Dans le cas où un compte joint a été ouvert, ce qui peut être utile pour régler les dépenses courantes, les sommes sont réputées appartenir pour moitié à chaque concubin, sauf preuve contraire, là aussi.

concubinage

La situation va différer selon que le bail est signé par l’un des concubins ou les deux :

Quand un seul concubin a signé le bail, il est seul locataire et seul débiteur du loyer. L’autre n’a, en théorie aucun droit, à une exception près :

Si le concubin seul titulaire du bail l’abandonne ou vient à décéder, le concubin non titulaire qui se retrouve seul peut, s’ils vivaient ensemble dans le logement loué depuis au moins un an, prétendre se maintenir dans ce logement. A défaut, il doit quitter les lieux à l’expiration du bail.

Quand les deux concubins ont signé le bail, ils sont colocataires et tous deux débiteurs du montant du loyer. En cas de départ ou de décès de l’un des concubins, l’autre reste seul titulaire du bail.

 

  • Les libéralités

Elles sont autorisées et persistent à l’issue du concubinage.

 

  • Les dépenses quotidiennes

Elles sont en principe définitives. Les concubins ne peuvent récupérer les sommes qu’ils auraient versées au-delà de leur quote part au titre des dépenses et des charges du concubinage, sauf à prouver que l’autre concubin s’est engagé à le faire, en cas de disparité de revenus ou de patrimoine par exemple.

 

  • Les immeubles

Si les partenaires s’opposent sur la propriété d’un bien immeuble (appartement, maison), il faudra se reporter au titre d’acquisition qui, en général, suffit à renseigner sur la participation, lors de l’achat, de chacun des membres du couple (50% chacun ou 1/3 – 2/3 par exemple).

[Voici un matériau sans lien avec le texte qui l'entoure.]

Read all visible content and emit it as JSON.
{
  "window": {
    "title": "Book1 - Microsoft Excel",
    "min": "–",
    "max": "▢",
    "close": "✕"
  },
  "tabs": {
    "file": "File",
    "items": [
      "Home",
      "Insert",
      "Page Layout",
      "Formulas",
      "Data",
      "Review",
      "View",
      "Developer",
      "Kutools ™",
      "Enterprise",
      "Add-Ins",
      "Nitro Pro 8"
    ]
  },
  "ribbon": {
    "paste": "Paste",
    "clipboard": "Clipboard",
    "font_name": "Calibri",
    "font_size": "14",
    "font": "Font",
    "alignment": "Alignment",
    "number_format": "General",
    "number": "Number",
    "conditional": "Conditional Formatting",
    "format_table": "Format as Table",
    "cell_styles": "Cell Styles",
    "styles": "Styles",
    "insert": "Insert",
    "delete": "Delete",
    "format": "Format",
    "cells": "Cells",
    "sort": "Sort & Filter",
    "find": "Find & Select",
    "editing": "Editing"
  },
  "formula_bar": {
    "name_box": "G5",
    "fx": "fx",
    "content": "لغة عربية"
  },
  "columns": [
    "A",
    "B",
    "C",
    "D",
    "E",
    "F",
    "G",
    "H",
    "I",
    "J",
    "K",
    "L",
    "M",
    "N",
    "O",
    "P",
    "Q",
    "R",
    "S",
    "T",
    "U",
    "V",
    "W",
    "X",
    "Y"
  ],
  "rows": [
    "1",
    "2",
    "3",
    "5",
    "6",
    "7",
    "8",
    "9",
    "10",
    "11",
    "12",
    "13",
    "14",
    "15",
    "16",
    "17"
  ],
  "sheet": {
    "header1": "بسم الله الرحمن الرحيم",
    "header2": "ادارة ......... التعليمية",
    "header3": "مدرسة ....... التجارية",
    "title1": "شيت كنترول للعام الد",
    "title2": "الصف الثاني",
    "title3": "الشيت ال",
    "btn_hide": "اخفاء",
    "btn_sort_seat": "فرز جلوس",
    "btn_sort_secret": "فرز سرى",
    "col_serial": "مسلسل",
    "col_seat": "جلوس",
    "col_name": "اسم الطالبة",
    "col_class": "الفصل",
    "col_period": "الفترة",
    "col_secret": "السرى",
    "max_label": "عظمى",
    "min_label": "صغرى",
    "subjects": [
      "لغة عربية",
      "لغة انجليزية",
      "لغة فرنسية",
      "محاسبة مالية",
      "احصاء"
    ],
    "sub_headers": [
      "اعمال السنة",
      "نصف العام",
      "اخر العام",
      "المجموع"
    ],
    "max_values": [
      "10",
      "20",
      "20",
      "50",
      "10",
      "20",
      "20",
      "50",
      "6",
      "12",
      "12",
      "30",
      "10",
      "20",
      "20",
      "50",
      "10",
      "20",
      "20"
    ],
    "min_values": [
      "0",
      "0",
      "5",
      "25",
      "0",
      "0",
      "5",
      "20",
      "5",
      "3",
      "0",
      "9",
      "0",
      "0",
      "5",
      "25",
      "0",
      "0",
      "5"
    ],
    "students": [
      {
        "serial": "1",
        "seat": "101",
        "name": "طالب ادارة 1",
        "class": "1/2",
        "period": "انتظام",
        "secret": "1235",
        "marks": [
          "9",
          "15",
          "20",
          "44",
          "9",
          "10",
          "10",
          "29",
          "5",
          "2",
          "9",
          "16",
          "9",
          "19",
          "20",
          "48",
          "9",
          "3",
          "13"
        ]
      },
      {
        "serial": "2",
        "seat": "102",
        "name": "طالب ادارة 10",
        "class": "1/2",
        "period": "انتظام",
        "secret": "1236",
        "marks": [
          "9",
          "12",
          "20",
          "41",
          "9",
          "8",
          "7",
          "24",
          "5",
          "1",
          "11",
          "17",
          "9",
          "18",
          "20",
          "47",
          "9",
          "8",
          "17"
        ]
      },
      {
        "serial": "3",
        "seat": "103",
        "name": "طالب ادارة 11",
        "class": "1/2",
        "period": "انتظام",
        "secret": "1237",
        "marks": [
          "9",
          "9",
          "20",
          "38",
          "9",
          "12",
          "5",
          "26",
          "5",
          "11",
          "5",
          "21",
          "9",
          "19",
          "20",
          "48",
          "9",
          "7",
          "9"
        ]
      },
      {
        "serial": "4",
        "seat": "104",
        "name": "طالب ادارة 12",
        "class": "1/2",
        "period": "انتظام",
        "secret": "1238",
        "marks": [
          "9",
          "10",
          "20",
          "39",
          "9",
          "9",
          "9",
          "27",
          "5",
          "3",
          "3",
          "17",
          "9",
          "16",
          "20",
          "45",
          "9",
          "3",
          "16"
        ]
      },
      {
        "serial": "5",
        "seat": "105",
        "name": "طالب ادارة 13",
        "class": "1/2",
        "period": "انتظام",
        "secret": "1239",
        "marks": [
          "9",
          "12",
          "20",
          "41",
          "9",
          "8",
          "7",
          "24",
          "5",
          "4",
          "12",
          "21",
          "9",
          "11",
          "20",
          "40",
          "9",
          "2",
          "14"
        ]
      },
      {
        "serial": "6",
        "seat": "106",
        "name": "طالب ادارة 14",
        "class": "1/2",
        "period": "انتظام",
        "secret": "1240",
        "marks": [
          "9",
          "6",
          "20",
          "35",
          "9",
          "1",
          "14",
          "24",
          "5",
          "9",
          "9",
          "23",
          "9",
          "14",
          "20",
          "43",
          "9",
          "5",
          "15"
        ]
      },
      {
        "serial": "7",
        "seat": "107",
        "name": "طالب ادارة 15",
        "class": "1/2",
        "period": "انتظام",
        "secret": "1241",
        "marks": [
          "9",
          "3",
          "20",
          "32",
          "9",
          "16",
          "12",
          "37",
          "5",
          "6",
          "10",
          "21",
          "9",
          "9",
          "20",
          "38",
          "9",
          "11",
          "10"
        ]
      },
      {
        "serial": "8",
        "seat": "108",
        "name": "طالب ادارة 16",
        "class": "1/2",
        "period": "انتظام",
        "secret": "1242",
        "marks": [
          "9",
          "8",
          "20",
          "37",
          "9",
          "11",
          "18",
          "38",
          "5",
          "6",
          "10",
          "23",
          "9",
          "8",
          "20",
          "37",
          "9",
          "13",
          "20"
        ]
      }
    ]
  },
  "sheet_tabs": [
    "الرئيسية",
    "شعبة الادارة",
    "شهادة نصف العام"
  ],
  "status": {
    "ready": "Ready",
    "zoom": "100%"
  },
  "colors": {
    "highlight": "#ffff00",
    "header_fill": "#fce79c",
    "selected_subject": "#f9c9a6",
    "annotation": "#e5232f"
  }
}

Si tel n’est pas le cas, les juges vont présumer que le bien est indivis par moitié.

Comme une telle présomption est naturellement susceptible de léser le concubin qui a réglé la plus grande partie du bien, celle-ci peut être écartée par des preuves contraires (extrait bancaires établissant qu’un seul des concubins a remboursé le bien par exemple).

On le voit à travers ces quelques exemples, le principe de l’indivision peut toujours être écarté en prouvant que l’acquisition de tel ou tel bien a été réalisé par tel ou tel concubin.

L’exercice risque toutefois de s’avérer bien fastidieux au quotidien…

C’est pourquoi, il est vivement recommandé aux intéressés de rédiger, seuls ou avec l’assistance d’un avocat, une convention de concubinage qui va permettre, très simplement, de régler le sort des dépenses opérées durant l’union et le sort des biens acquis durant cette même période.

 

Un tel acte, va en effet, permettre d’éviter les comptes d’apothicaires, les recherches de documents (relevés bancaires, factures, etc…).

Les parties vont pouvoir librement, sous réserve de respecter l’ordre public et les bonne mœurs, prévoir la participation de chacun aux dépenses du ménage (loyers, nourritures, factures d’énergie, etc.).

Il en ira de même pour recenser les biens possédés par chacun avant le concubinage  et prévoir leur répartition en cas de rupture du concubinage.

Si la convention ne peut porter sur des obligations entre concubins (devoir de fidélité par exemple), elle pourra, en revanche, décider de fixer l’autorité parentale sur les enfants du couple.

Une telle convention servira non seulement d’instrument de répartition lorsqu’il s’agira de se mettre d’accord sur la répartition du patrimoine de chacun des concubins à l’issue de l’union mais elle aura surtout un effet dissuasif pour précisément, empêcher le conflit ou, à tout le moins, éviter toute revendication de mauvaise foi.

A défaut d’avoir recours à un tel instrument, il restera toujours possible d’intervenir par une négociation ou une action judiciaire pour le compte du concubin qui s’estimerait lésé par son ancien partenaire.

Pour tout renseignement, n’hésitez pas à cliquer ici !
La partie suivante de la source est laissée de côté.